Sunday, October 18, 2015

Nosferatu: BFI Film Classics (2013)

by Kevin Jackson

I once wrote about a book called Blue Note Records: A Biography, by Richard Cook, that it broke no new ground, had no new interviews, and unearthed no new facts about the label. Any assiduous reader of Blue Note liner notes would have known nearly all of the information presented in Cook’s book. And yet I also argued that the book was necessary. What Cook had done was to synthesize all of the existing information about the label, its history, and it’s most prestigious records and artists into a cohesive narrative, something that had never been done before. The same can be said about most of the books on classic films in the British Film Institute’s series. If one thinks of them as a very thorough DVD booklet, they’ll get the idea. The series doesn’t usually contain information that isn’t available elsewhere, but it’s nice to have it all in one convenient place. Kevin Jackson’s volume on W.F. Munau’s silent classic, Nosferatu: Eine Symphonie des Grauens, is a case in point. After a brief introduction about the critical and historical success of the film in the wake of works by Siegfried Kracauer and Lotte Eisner, he begins by placing the film in the historical context of the Weimar years and the still looming shadow of World War One.

One of the topics that comes up in the pre-history of Murnau's Nosferatu that is usually never mentioned at all in other works is the influence of German mysticism, still firmly in place during the Nazi years, and recounted wonderfully in the film Invincible by Werner Herzog. All of which explains why the Weimar years were so rife with films of supernatural content. Unlike many directors who worked their way up from cameramen, Murnau was born into a wealthy family and was a scholar in his youth, studying what would today be called comparative literature. But even with this academic bent, he was still a practiced outdoorsman at his father’s insistence. He dropped out of school to join Max Reinhardt’s acting company, and flew as a fighter pilot in the First World War, accidentally flying into Switzerland and spending the remainder of the war putting on productions with the other prisoners. Once the war had ended he created his own production company and made several films prior to being contacted by Albin Grau, an avowed occultist, to direct an unauthorized version of Dracula.

Production began in July of 1921 in and around the Baltic port city of Wismar to shoot the exteriors that would stand in for Bremen of a century earlier.
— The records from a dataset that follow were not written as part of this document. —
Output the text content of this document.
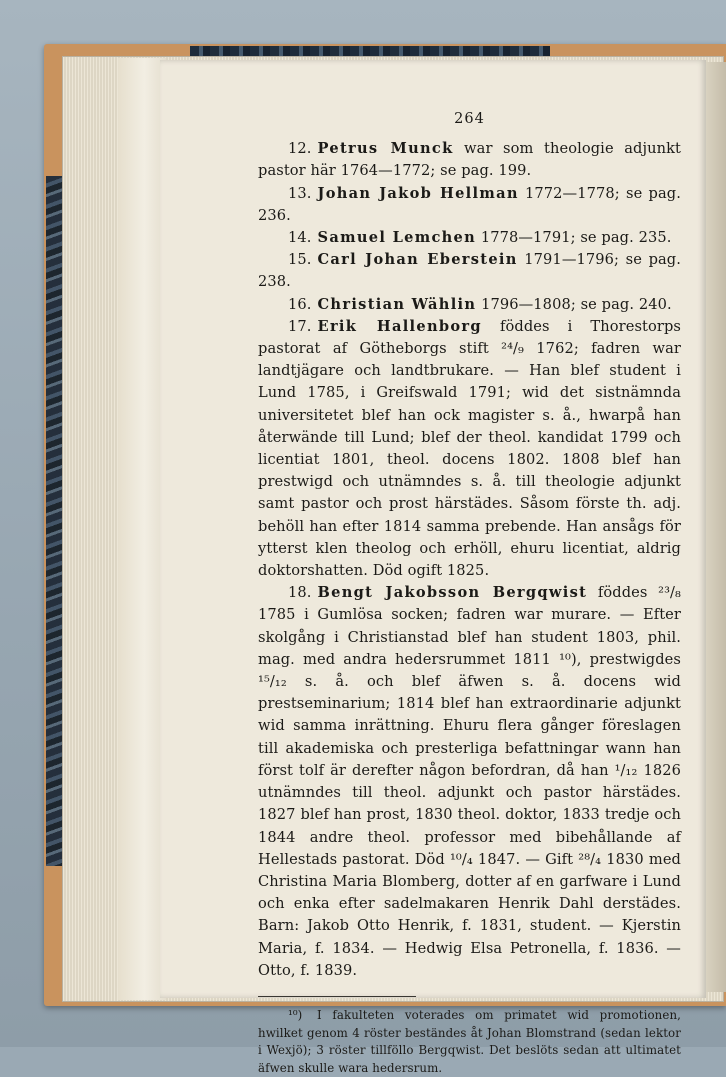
264
12. Petrus Munck war som theologie adjunkt pastor här 1764—1772; se pag. 199.
13. Johan Jakob Hellman 1772—1778; se pag. 236.
14. Samuel Lemchen 1778—1791; se pag. 235.
15. Carl Johan Eberstein 1791—1796; se pag. 238.
16. Christian Wählin 1796—1808; se pag. 240.
17. Erik Hallenborg föddes i Thorestorps pastorat af Götheborgs stift ²⁴/₉ 1762; fadren war landtjägare och landtbrukare. — Han blef student i Lund 1785, i Greifswald 1791; wid det sistnämnda universitetet blef han ock magister s. å., hwarpå han återwände till Lund; blef der theol. kandidat 1799 och licentiat 1801, theol. docens 1802. 1808 blef han prestwigd och utnämndes s. å. till theologie adjunkt samt pastor och prost härstädes. Såsom förste th. adj. behöll han efter 1814 samma prebende. Han ansågs för ytterst klen theolog och erhöll, ehuru licentiat, aldrig doktorshatten. Död ogift 1825.
18. Bengt Jakobsson Bergqwist föddes ²³/₈ 1785 i Gumlösa socken; fadren war murare. — Efter skolgång i Christianstad blef han student 1803, phil. mag. med andra hedersrummet 1811 ¹⁰), prestwigdes ¹⁵/₁₂ s. å. och blef äfwen s. å. docens wid prestseminarium; 1814 blef han extraordinarie adjunkt wid samma inrättning. Ehuru flera gånger föreslagen till akademiska och presterliga befattningar wann han först tolf är derefter någon befordran, då han ¹/₁₂ 1826 utnämndes till theol. adjunkt och pastor härstädes. 1827 blef han prost, 1830 theol. doktor, 1833 tredje och 1844 andre theol. professor med bibehållande af Hellestads pastorat. Död ¹⁰/₄ 1847. — Gift ²⁸/₄ 1830 med Christina Maria Blomberg, dotter af en garfware i Lund och enka efter sadelmakaren Henrik Dahl derstädes. Barn: Jakob Otto Henrik, f. 1831, student. — Kjerstin Maria, f. 1834. — Hedwig Elsa Petronella, f. 1836. — Otto, f. 1839.
¹⁰) I fakulteten voterades om primatet wid promotionen, hwilket genom 4 röster beständes åt Johan Blomstrand (sedan lektor i Wexjö); 3 röster tillföllo Bergqwist. Det beslöts sedan att ultimatet äfwen skulle wara hedersrum.
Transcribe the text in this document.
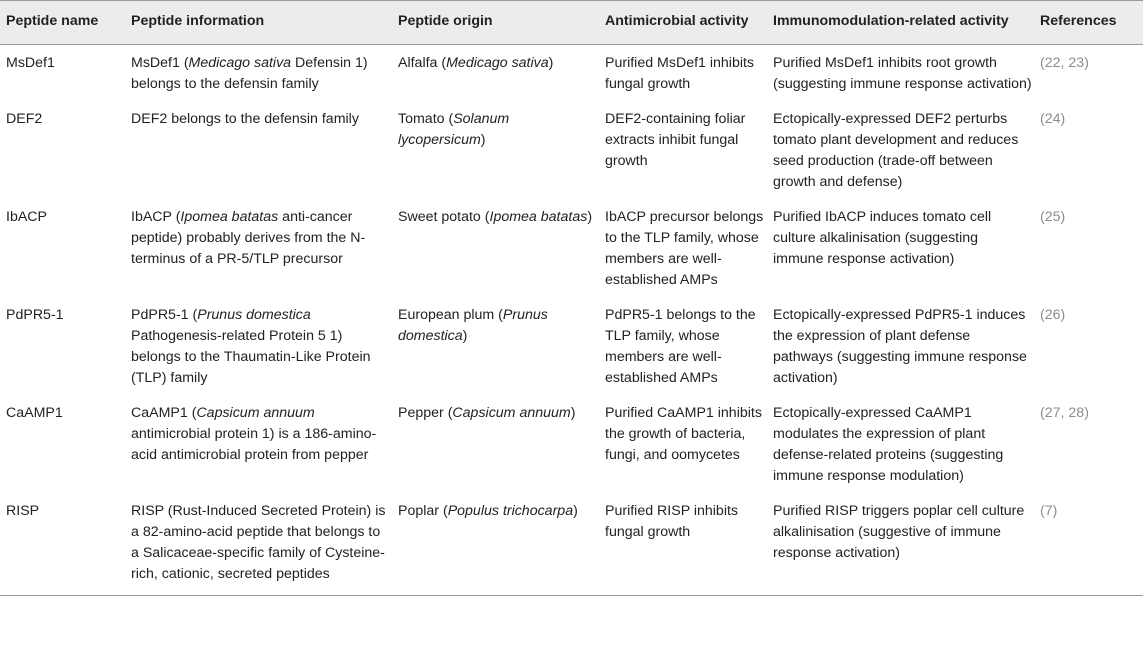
Peptide name	Peptide information	Peptide origin	Antimicrobial activity	Immunomodulation-related activity	References
MsDef1	MsDef1 (Medicago sativa Defensin 1) belongs to the defensin family	Alfalfa (Medicago sativa)	Purified MsDef1 inhibits fungal growth	Purified MsDef1 inhibits root growth (suggesting immune response activation)	(22, 23)
DEF2	DEF2 belongs to the defensin family	Tomato (Solanum lycopersicum)	DEF2-containing foliar extracts inhibit fungal growth	Ectopically-expressed DEF2 perturbs tomato plant development and reduces seed production (trade-off between growth and defense)	(24)
IbACP	IbACP (Ipomea batatas anti-cancer peptide) probably derives from the N-terminus of a PR-5/TLP precursor	Sweet potato (Ipomea batatas)	IbACP precursor belongs to the TLP family, whose members are well-established AMPs	Purified IbACP induces tomato cell culture alkalinisation (suggesting immune response activation)	(25)
PdPR5-1	PdPR5-1 (Prunus domestica Pathogenesis-related Protein 5 1) belongs to the Thaumatin-Like Protein (TLP) family	European plum (Prunus domestica)	PdPR5-1 belongs to the TLP family, whose members are well-established AMPs	Ectopically-expressed PdPR5-1 induces the expression of plant defense pathways (suggesting immune response activation)	(26)
CaAMP1	CaAMP1 (Capsicum annuum antimicrobial protein 1) is a 186-amino-acid antimicrobial protein from pepper	Pepper (Capsicum annuum)	Purified CaAMP1 inhibits the growth of bacteria, fungi, and oomycetes	Ectopically-expressed CaAMP1 modulates the expression of plant defense-related proteins (suggesting immune response modulation)	(27, 28)
RISP	RISP (Rust-Induced Secreted Protein) is a 82-amino-acid peptide that belongs to a Salicaceae-specific family of Cysteine-rich, cationic, secreted peptides	Poplar (Populus trichocarpa)	Purified RISP inhibits fungal growth	Purified RISP triggers poplar cell culture alkalinisation (suggestive of immune response activation)	(7)
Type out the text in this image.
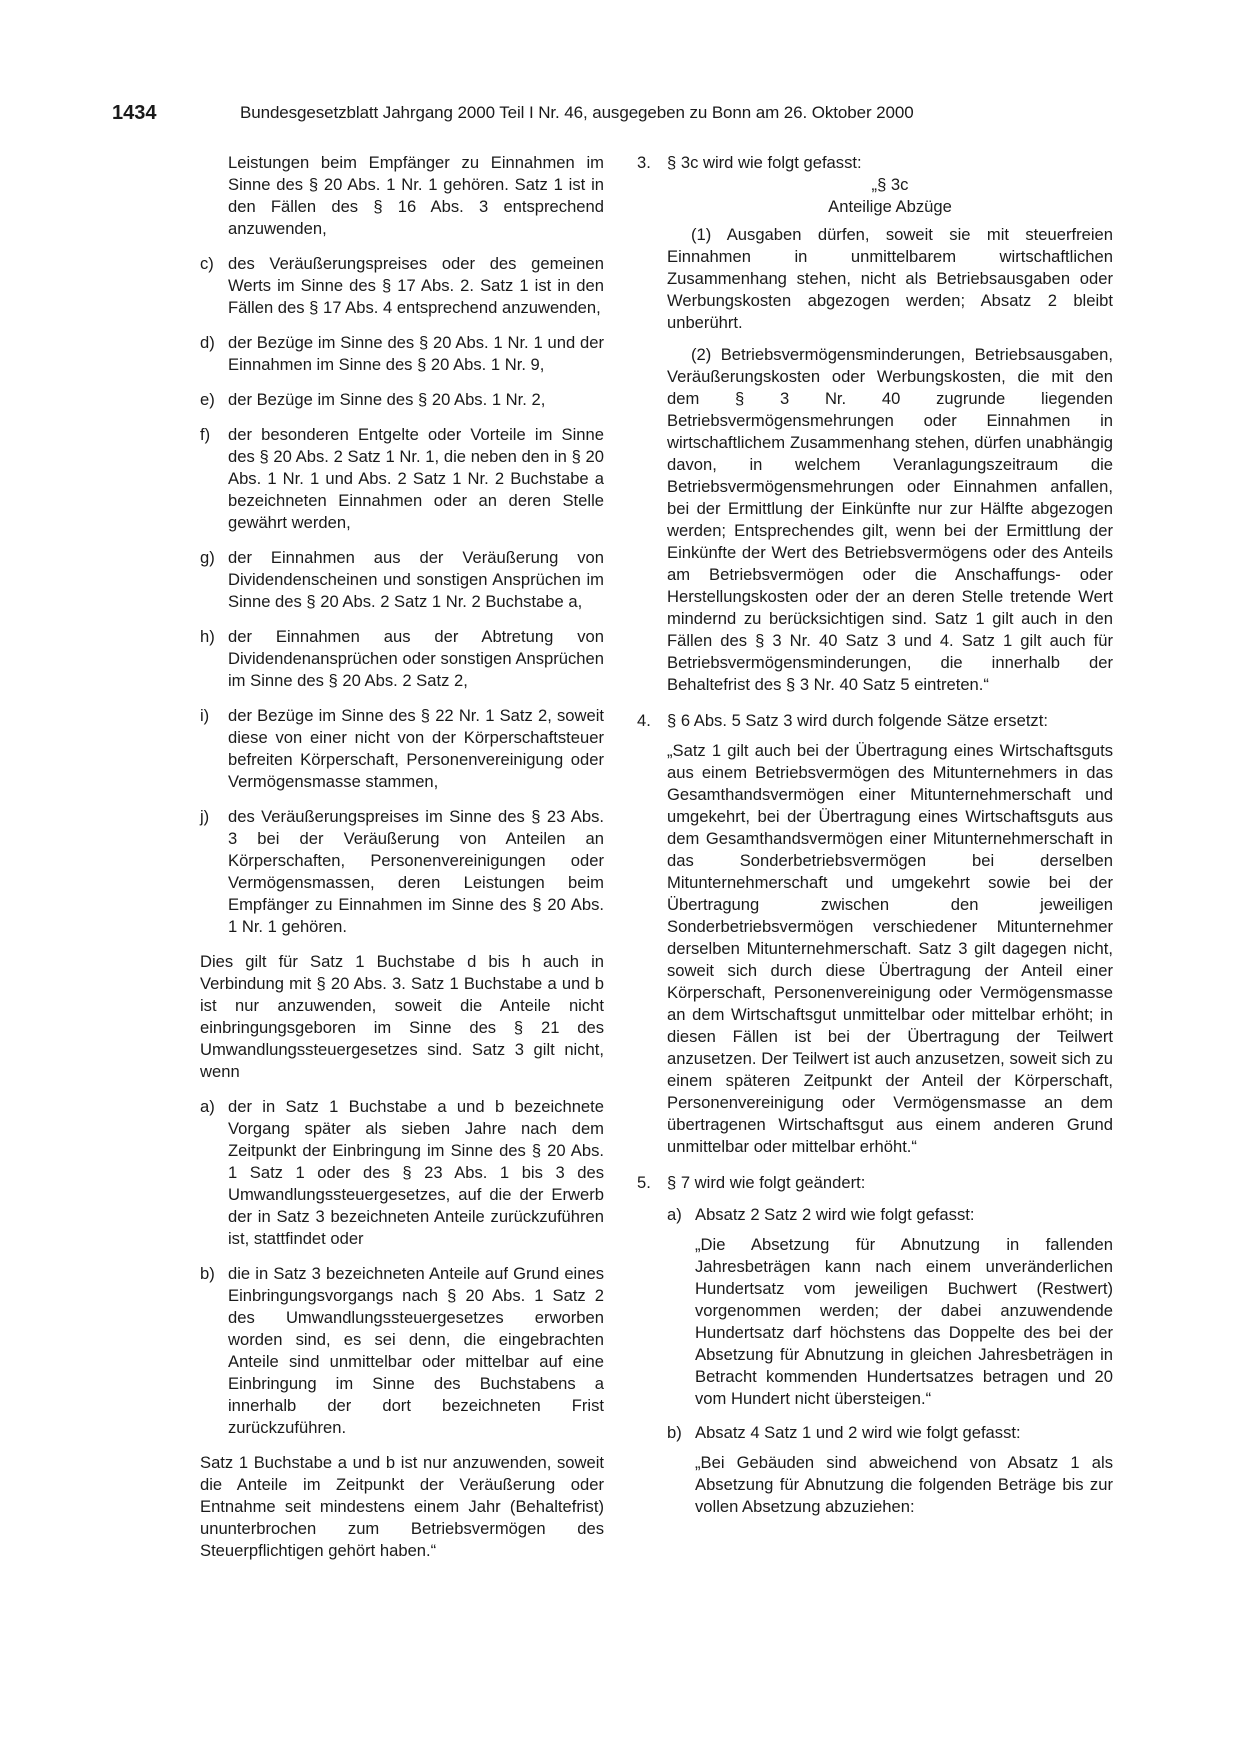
1434	Bundesgesetzblatt Jahrgang 2000 Teil I Nr. 46, ausgegeben zu Bonn am 26. Oktober 2000

Leistungen beim Empfänger zu Einnahmen im Sinne des § 20 Abs. 1 Nr. 1 gehören. Satz 1 ist in den Fällen des § 16 Abs. 3 entsprechend anzuwenden,

c) des Veräußerungspreises oder des gemeinen Werts im Sinne des § 17 Abs. 2. Satz 1 ist in den Fällen des § 17 Abs. 4 entsprechend anzuwenden,
d) der Bezüge im Sinne des § 20 Abs. 1 Nr. 1 und der Einnahmen im Sinne des § 20 Abs. 1 Nr. 9,
e) der Bezüge im Sinne des § 20 Abs. 1 Nr. 2,
f) der besonderen Entgelte oder Vorteile im Sinne des § 20 Abs. 2 Satz 1 Nr. 1, die neben den in § 20 Abs. 1 Nr. 1 und Abs. 2 Satz 1 Nr. 2 Buchstabe a bezeichneten Einnahmen oder an deren Stelle gewährt werden,
g) der Einnahmen aus der Veräußerung von Dividendenscheinen und sonstigen Ansprüchen im Sinne des § 20 Abs. 2 Satz 1 Nr. 2 Buchstabe a,
h) der Einnahmen aus der Abtretung von Dividendenansprüchen oder sonstigen Ansprüchen im Sinne des § 20 Abs. 2 Satz 2,
i) der Bezüge im Sinne des § 22 Nr. 1 Satz 2, soweit diese von einer nicht von der Körperschaftsteuer befreiten Körperschaft, Personenvereinigung oder Vermögensmasse stammen,
j) des Veräußerungspreises im Sinne des § 23 Abs. 3 bei der Veräußerung von Anteilen an Körperschaften, Personenvereinigungen oder Vermögensmassen, deren Leistungen beim Empfänger zu Einnahmen im Sinne des § 20 Abs. 1 Nr. 1 gehören.

Dies gilt für Satz 1 Buchstabe d bis h auch in Verbindung mit § 20 Abs. 3. Satz 1 Buchstabe a und b ist nur anzuwenden, soweit die Anteile nicht einbringungsgeboren im Sinne des § 21 des Umwandlungssteuergesetzes sind. Satz 3 gilt nicht, wenn

a) der in Satz 1 Buchstabe a und b bezeichnete Vorgang später als sieben Jahre nach dem Zeitpunkt der Einbringung im Sinne des § 20 Abs. 1 Satz 1 oder des § 23 Abs. 1 bis 3 des Umwandlungssteuergesetzes, auf die der Erwerb der in Satz 3 bezeichneten Anteile zurückzuführen ist, stattfindet oder
b) die in Satz 3 bezeichneten Anteile auf Grund eines Einbringungsvorgangs nach § 20 Abs. 1 Satz 2 des Umwandlungssteuergesetzes erworben worden sind, es sei denn, die eingebrachten Anteile sind unmittelbar oder mittelbar auf eine Einbringung im Sinne des Buchstabens a innerhalb der dort bezeichneten Frist zurückzuführen.

Satz 1 Buchstabe a und b ist nur anzuwenden, soweit die Anteile im Zeitpunkt der Veräußerung oder Entnahme seit mindestens einem Jahr (Behaltefrist) ununterbrochen zum Betriebsvermögen des Steuerpflichtigen gehört haben.“

3. § 3c wird wie folgt gefasst:

„§ 3c

Anteilige Abzüge

(1) Ausgaben dürfen, soweit sie mit steuerfreien Einnahmen in unmittelbarem wirtschaftlichen Zusammenhang stehen, nicht als Betriebsausgaben oder Werbungskosten abgezogen werden; Absatz 2 bleibt unberührt.

(2) Betriebsvermögensminderungen, Betriebsausgaben, Veräußerungskosten oder Werbungskosten, die mit den dem § 3 Nr. 40 zugrunde liegenden Betriebsvermögensmehrungen oder Einnahmen in wirtschaftlichem Zusammenhang stehen, dürfen unabhängig davon, in welchem Veranlagungszeitraum die Betriebsvermögensmehrungen oder Einnahmen anfallen, bei der Ermittlung der Einkünfte nur zur Hälfte abgezogen werden; Entsprechendes gilt, wenn bei der Ermittlung der Einkünfte der Wert des Betriebsvermögens oder des Anteils am Betriebsvermögen oder die Anschaffungs- oder Herstellungskosten oder der an deren Stelle tretende Wert mindernd zu berücksichtigen sind. Satz 1 gilt auch in den Fällen des § 3 Nr. 40 Satz 3 und 4. Satz 1 gilt auch für Betriebsvermögensminderungen, die innerhalb der Behaltefrist des § 3 Nr. 40 Satz 5 eintreten.“

4. § 6 Abs. 5 Satz 3 wird durch folgende Sätze ersetzt:

„Satz 1 gilt auch bei der Übertragung eines Wirtschaftsguts aus einem Betriebsvermögen des Mitunternehmers in das Gesamthandsvermögen einer Mitunternehmerschaft und umgekehrt, bei der Übertragung eines Wirtschaftsguts aus dem Gesamthandsvermögen einer Mitunternehmerschaft in das Sonderbetriebsvermögen bei derselben Mitunternehmerschaft und umgekehrt sowie bei der Übertragung zwischen den jeweiligen Sonderbetriebsvermögen verschiedener Mitunternehmer derselben Mitunternehmerschaft. Satz 3 gilt dagegen nicht, soweit sich durch diese Übertragung der Anteil einer Körperschaft, Personenvereinigung oder Vermögensmasse an dem Wirtschaftsgut unmittelbar oder mittelbar erhöht; in diesen Fällen ist bei der Übertragung der Teilwert anzusetzen. Der Teilwert ist auch anzusetzen, soweit sich zu einem späteren Zeitpunkt der Anteil der Körperschaft, Personenvereinigung oder Vermögensmasse an dem übertragenen Wirtschaftsgut aus einem anderen Grund unmittelbar oder mittelbar erhöht.“

5. § 7 wird wie folgt geändert:

a) Absatz 2 Satz 2 wird wie folgt gefasst:

„Die Absetzung für Abnutzung in fallenden Jahresbeträgen kann nach einem unveränderlichen Hundertsatz vom jeweiligen Buchwert (Restwert) vorgenommen werden; der dabei anzuwendende Hundertsatz darf höchstens das Doppelte des bei der Absetzung für Abnutzung in gleichen Jahresbeträgen in Betracht kommenden Hundertsatzes betragen und 20 vom Hundert nicht übersteigen.“

b) Absatz 4 Satz 1 und 2 wird wie folgt gefasst:

„Bei Gebäuden sind abweichend von Absatz 1 als Absetzung für Abnutzung die folgenden Beträge bis zur vollen Absetzung abzuziehen:
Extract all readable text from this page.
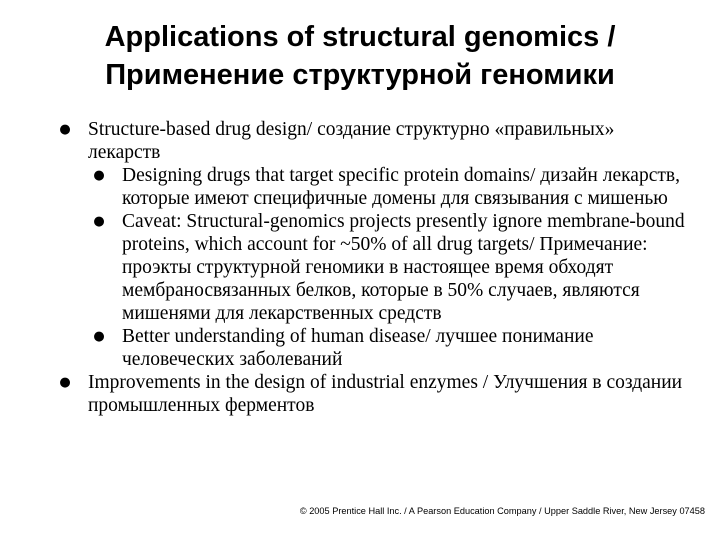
Applications of structural genomics /
Применение структурной геномики
● Structure-based drug design/ создание структурно «правильных» лекарств
● Designing drugs that target specific protein domains/ дизайн лекарств, которые имеют специфичные домены для связывания с мишенью
● Caveat: Structural-genomics projects presently ignore membrane-bound proteins, which account for ~50% of all drug targets/ Примечание: проэкты структурной геномики в настоящее время обходят мембраносвязанных белков, которые в 50% случаев, являются мишенями для лекарственных средств
● Better understanding of human disease/ лучшее понимание человеческих заболеваний
● Improvements in the design of industrial enzymes / Улучшения в создании промышленных ферментов
© 2005 Prentice Hall Inc. / A Pearson Education Company / Upper Saddle River, New Jersey 07458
A month later they moved on to Prague and traveled by coach to Dolný Kubín to shoot the Transylvania exteriors in and around Orlock’s castle. Making a couple of stops on the way back for specific shots, they went back to Berlin to finish the film by shooting the interiors. Murnau used the Ufa studio in the Johannisthal district, located in the southeast part of the city and named Jufa. The final element of the production was hiring composer Hans Erdmann to write a score specifically for the film--one of the first of its kind. The middle thirty pages of the book consist of a scene-by-scene analysis of the final film, complete with color tinted stills to emphasize specific examples--though it must be said that the contrast in the prints came out rather dark in the printing. One quote from Murnau that Jackson includes is his injunction to filmmakers to eschew “interesting” camera angles, as they “they only lower the dramatic interest of the story, because they are merely 'interesting' without having any dramatic value.” Samuel Johnson gave the very same warning to writers who they thought had written something great: “and when you meet a passage which you think is particularly fine, strike it out,” for the reason that it won’t fit in with the rest of the work.

One of the nice things about Jackson’s analysis is the doing away with defining Murnau’s film as Expressionist. While there are sequences that have some Expressionist influence, the film as a whole is Romantically inspired--like its literary template--and follows a mostly classical style of filmmaking. The analysis uses Murnau’s own annotated copy of the screenplay, which is a welcome addition. Two other myths Jackson mercifully does away with, one of which is the idea that Orlock the vampire represents the “pestilential Jew” in anti-Semitic readings of the film, which in no way represents Murnau’s personal views. The other is the reading of the film as anti-gay, another incorrect interpretation given the fact that Murnau himself was gay and he certainly didn’t view his presence in society as a plague. While the film received mostly positive reviews in Germany, it was a commercial failure, Grau’s production company went bankrupt, and to add insult to injury, Stoker’s widow successfully sued and all existing copies and negatives were ordered destroyed. Fortunately history won out and multiple copies of the film were hidden away throughout the world. Ultimately Jackson’s book is a satisfying summary of most of the well-known aspects of the film, along with some lesser-known items, making BFI’s Nosferatu a welcome addition to any film library.